Very often, models can be improved by incorporating external knowledge which usually results in a lower training loss and better generalization. In case of bag-of-words data, we could use, for example, co-occurrence data to guide the training which we demonstrate with a simple example. For the input data, we use movie keywords with a simple inverse weighting scheme and we only consider the most frequent keywords.
The model is an auto-encoder with with a single hidden layer and tied weights. Without any extra knowledge, the auto-encoder learns a compressed representation of the data which is good at reconstructing it. With a co-occurrence matrix as the prior information, we can encourage the model to learn representations that are semantically more useful. The prior can be written as:
P ~ exp(x_hat * C * x_hat.T)
In case of gradient ascent, the cost function can be extended as follows:
L_new = L + log(exp(x_hat * C * x_hat.T))
If we think of x_hat as labels, P is higher for more likely label combinations while P is low or zero for pairs of labels that rarely or never occur in existing data.
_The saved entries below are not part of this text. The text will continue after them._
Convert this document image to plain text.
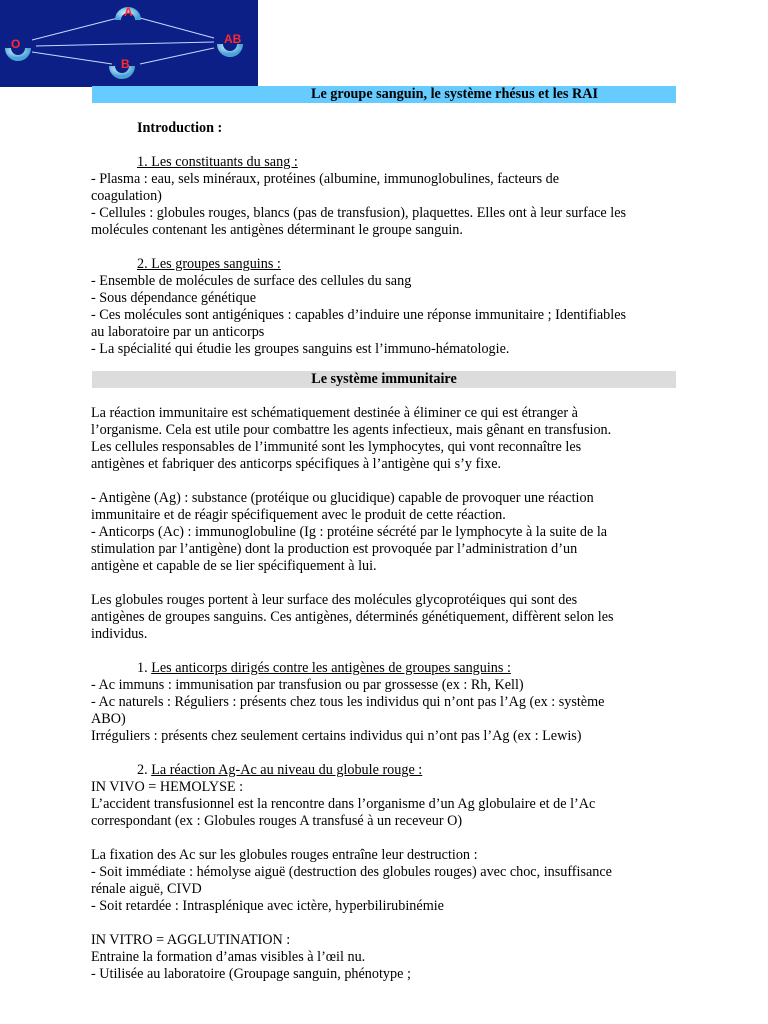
A
O	AB
B
Le groupe sanguin, le système rhésus et les RAI
Introduction :

1. Les constituants du sang :
- Plasma : eau, sels minéraux, protéines (albumine, immunoglobulines, facteurs de
coagulation)
- Cellules : globules rouges, blancs (pas de transfusion), plaquettes. Elles ont à leur surface les
molécules contenant les antigènes déterminant le groupe sanguin.

2. Les groupes sanguins :
- Ensemble de molécules de surface des cellules du sang
- Sous dépendance génétique
- Ces molécules sont antigéniques : capables d’induire une réponse immunitaire ; Identifiables
au laboratoire par un anticorps
- La spécialité qui étudie les groupes sanguins est l’immuno-hématologie.
Le système immunitaire
La réaction immunitaire est schématiquement destinée à éliminer ce qui est étranger à
l’organisme. Cela est utile pour combattre les agents infectieux, mais gênant en transfusion.
Les cellules responsables de l’immunité sont les lymphocytes, qui vont reconnaître les
antigènes et fabriquer des anticorps spécifiques à l’antigène qui s’y fixe.

- Antigène (Ag) : substance (protéique ou glucidique) capable de provoquer une réaction
immunitaire et de réagir spécifiquement avec le produit de cette réaction.
- Anticorps (Ac) : immunoglobuline (Ig : protéine sécrété par le lymphocyte à la suite de la
stimulation par l’antigène) dont la production est provoquée par l’administration d’un
antigène et capable de se lier spécifiquement à lui.

Les globules rouges portent à leur surface des molécules glycoprotéiques qui sont des
antigènes de groupes sanguins. Ces antigènes, déterminés génétiquement, diffèrent selon les
individus.

1. Les anticorps dirigés contre les antigènes de groupes sanguins :
- Ac immuns : immunisation par transfusion ou par grossesse (ex : Rh, Kell)
- Ac naturels : Réguliers : présents chez tous les individus qui n’ont pas l’Ag (ex : système
ABO)
Irréguliers : présents chez seulement certains individus qui n’ont pas l’Ag (ex : Lewis)

2. La réaction Ag-Ac au niveau du globule rouge :
IN VIVO = HEMOLYSE :
L’accident transfusionnel est la rencontre dans l’organisme d’un Ag globulaire et de l’Ac
correspondant (ex : Globules rouges A transfusé à un receveur O)

La fixation des Ac sur les globules rouges entraîne leur destruction :
- Soit immédiate : hémolyse aiguë (destruction des globules rouges) avec choc, insuffisance
rénale aiguë, CIVD
- Soit retardée : Intrasplénique avec ictère, hyperbilirubinémie

IN VITRO = AGGLUTINATION :
Entraine la formation d’amas visibles à l’œil nu.
- Utilisée au laboratoire (Groupage sanguin, phénotype ;
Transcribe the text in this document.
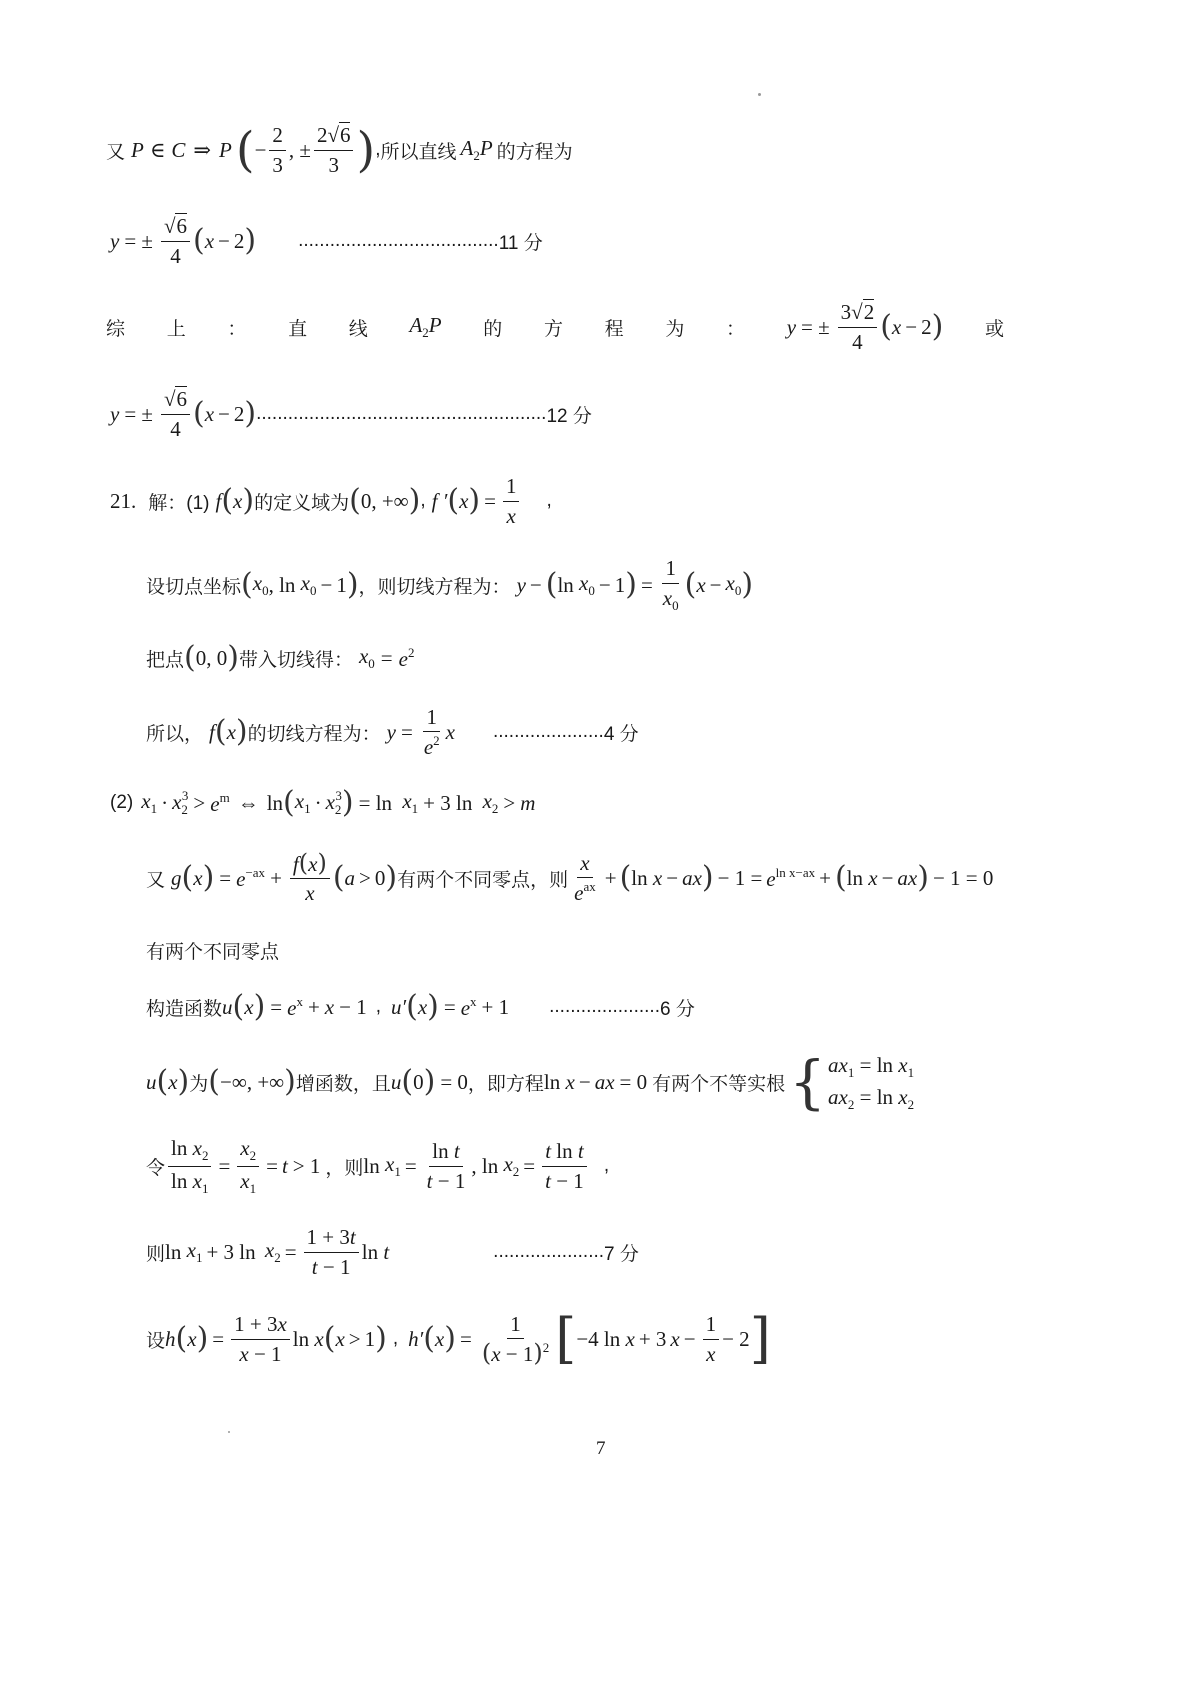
又 P ∈ C ⇒ P ( − $\frac{2}{3}$ , ± $\frac{2√6}{3}$ ) , 所以直线 $A_2P$ 的方程为
y = ± $\frac{√6}{4}$ ( x − 2 ) ...................................... 11 分
综 上 ： 直 线 $A_2P$ 的 方 程 为 ： y = ± $\frac{3√2}{4}$ ( x − 2 ) 或
y = ± $\frac{√6}{4}$ ( x − 2 ) ....................................................... 12 分
21. 解：(1) f ( x ) 的定义域为 ( 0, +∞ ) , f ′ ( x ) = $\frac{1}{x}$ ,
设切点坐标 ( $x_0$ , $\ln x_0 - 1$ ) ，则切线方程为： y − ( $\ln x_0 - 1$ ) = $\frac{1}{x_0}$ ( $x - x_0$ )
把点 ( 0, 0 ) 带入切线得： $x_0 = e^2$
所以， f ( x ) 的切线方程为： $y = \frac{1}{e^2}$ x ..................... 4 分
(2) $x_1 \cdot x_2^3 > e^m$ ⇔ ln ( $x_1 \cdot x_2^3$ ) = $\ln x_1 + 3$ $\ln x_2 > m$
又 g ( x ) = $e^{-ax} + \frac{f(x)}{x}$ ( a > 0 ) 有两个不同零点，则 $\frac{x}{e^{ax}}$ + ( ln x − ax ) − $1 = e^{ln x-ax}$ + ( ln x − ax ) − 1 = 0
有两个不同零点
构造函数 u ( x ) = $e^x + x - 1$ , u′ ( x ) = $e^x + 1$ ..................... 6 分
u ( x ) 为 ( −∞, +∞ ) 增函数，且 u ( 0 ) = 0 ，即方程 ln x − ax = 0 有两个不等实根 { $ax_1 = \ln x_1$
$ax_2 = \ln x_2$
令 $\frac{\ln x_2}{\ln x_1} = \frac{x_2}{x_1} = t > 1$ ，则 $\ln x_1 = \frac{\text{ln t}}{t - 1}$ , $\ln x_2 = \frac{\text{t ln t}}{t - 1}$ ,
则 $\ln x_1 + 3$ $\ln x_2 = \frac{1 + 3t}{t - 1}$ ln t	..................... 7 分
设 h ( x ) = $\frac{1 + 3x}{x - 1}$ ln x ( x > 1 ) , h′ ( x ) = $\frac{1}{(x - 1)^2}$ [ −4 ln x + 3 $x - \frac{1}{x} - 2$ ]
7
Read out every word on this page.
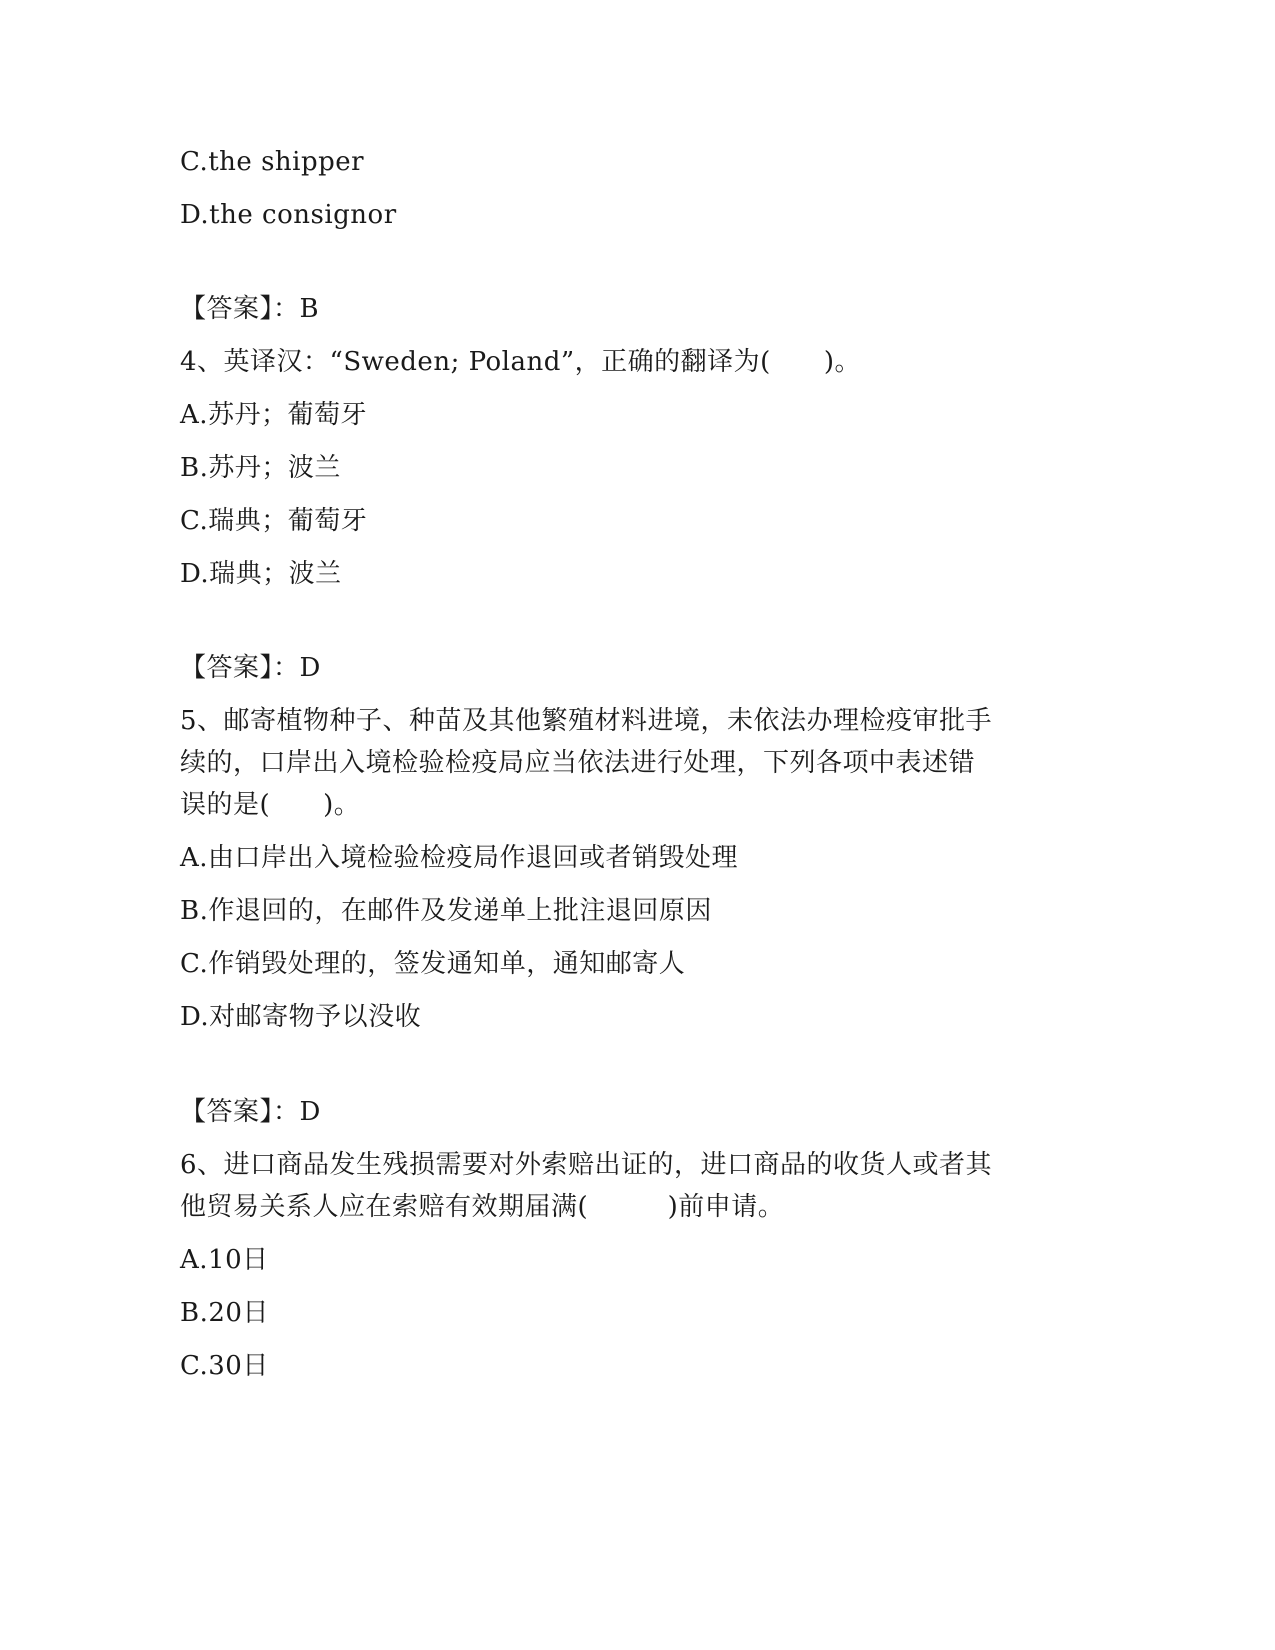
C.the shipper
D.the consignor
【答案】：B
4、英译汉：“Sweden; Poland”，正确的翻译为(　　)。
A.苏丹；葡萄牙
B.苏丹；波兰
C.瑞典；葡萄牙
D.瑞典；波兰
【答案】：D
5、邮寄植物种子、种苗及其他繁殖材料进境，未依法办理检疫审批手
续的，口岸出入境检验检疫局应当依法进行处理，下列各项中表述错
误的是(　　)。
A.由口岸出入境检验检疫局作退回或者销毁处理
B.作退回的，在邮件及发递单上批注退回原因
C.作销毁处理的，签发通知单，通知邮寄人
D.对邮寄物予以没收
【答案】：D
6、进口商品发生残损需要对外索赔出证的，进口商品的收货人或者其
他贸易关系人应在索赔有效期届满(　　　)前申请。
A.10日
B.20日
C.30日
Therefore, we encourage the model to focus on reconstructions with correlated pairs of keywords and hopefully avoid pairs that are extremely unlikely or even useless.
In general, the aim of priors is to encode possible patterns or structure in the data. In case of the co-occurrence matrix, we tell the model how likely the occurrence of two keywords is. For instance, a good match for “vampire” could be “supernatural”, while “newspaper” is much more unlikely, or “cowboy” and “ranch” as a good example, but not “cowboy” and “car”. Of course the latter might be possible, but more likely combinations should be weighted higher.
In terms of training it means that if x_hat, the reconstruction with the current model parameters, contains a lot of “cowboy” & “car” pairs, the loss is much higher than for pairs of “cowboy” & “ranch”. Without the prior, the model would only focus on the reconstruction aspect but would have no chance to favor reconstructions which are more likely according to the co-occurrence data (the prior).
In a nutshell, prior data can be extremely powerful if correctly incorporated into a model. For instance, in a multi-label setting, like movies genres, we can encode disjoint and coherent groups of labels to avoid useless models outputs, or at least penalizing them accordingly. This way, combinations like “war/western” or “family/crime” are less frequent, while “horror/scifi” or “musical/romance” are more common.